Hey HN. We’re Jay and Vadim from Highlight.io (
https://highlight.io). We’re building an open source [1] monitoring platform for web applications.
Today we’re excited to be sharing a performance tool we’ve been working on, which helps you inspect the latency of code execution from the client to the server.
As engineers at past startups, we often had to debug slow queries, poor load times, inconsistent errors, etc... While tools like Jaegar [2] helped us inspect server-side performance, we had no way to tie user events to the traces we were inspecting. In other words, although we had an idea of what API route was slow, there wasn’t much visibility into the actual bottleneck.
This is where our performance product comes in: we’re rethinking a tracing/performance tool that focuses on bridging the gap between the client and server.
What’s unique about our approach is that we lean heavily into creating traces from the frontend. For example, if you’re using our Next.js SDK, we automatically connect browser HTTP requests with server-side code execution, all from the perspective of a user. We find this much more powerful because you can understand what part of your frontend codebase causes a given trace to occur. There’s an example here [3].
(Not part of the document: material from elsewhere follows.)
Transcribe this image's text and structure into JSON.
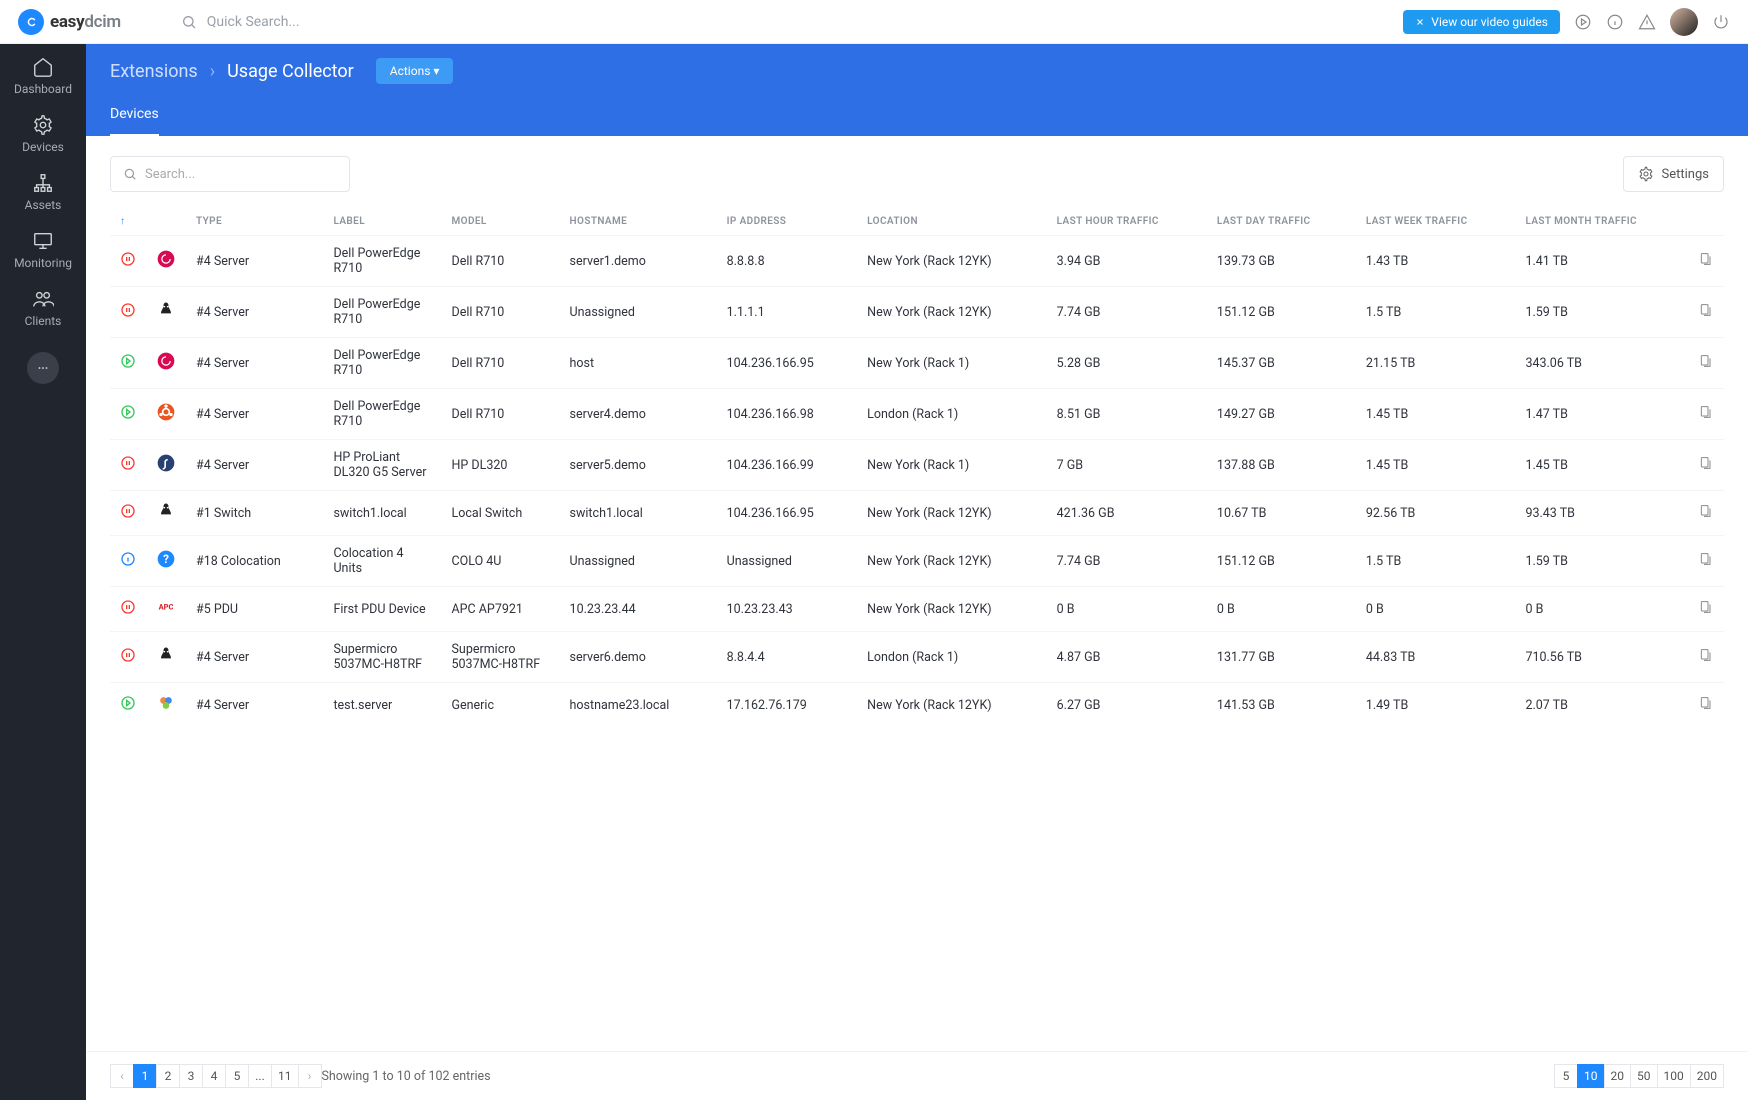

From an instrumentation perspective, we’ve built our SDKs on-top of OTel, so you can create custom spans to expand highlight-created traces in server routes that will transparently roll up into the flame graph you see in our UI. You can also send us raw OTel traces and manually set up the client-server connection if you want. [4] Here’s an example of what a trace looks like with a database integration using our Golang GORM SDK, triggered by a frontend GraphQL query [5] [6].
In terms of how it's built, we continue to rely heavily on ClickHouse as our time-series storage engine. Given that traces require that we also query based on an ID for specific groups of spans (more akin to an OLTP db), we’ve leveraged the power of CH materialized views to make these operations efficient (described here [7]).
To try it out, you can spin up the project with our self hosted docs [8] or use our cloud offering at app.highlight.io. The entire stack runs in docker via a compose file, including an OpenTelemetry collector for data ingestion. You’ll need to point your SDK to export data to it by setting the relevant OTLP endpoint configuration (ie. environment variable OTEL_EXPORTER_OTLP_LOGS_ENDPOINT [9]).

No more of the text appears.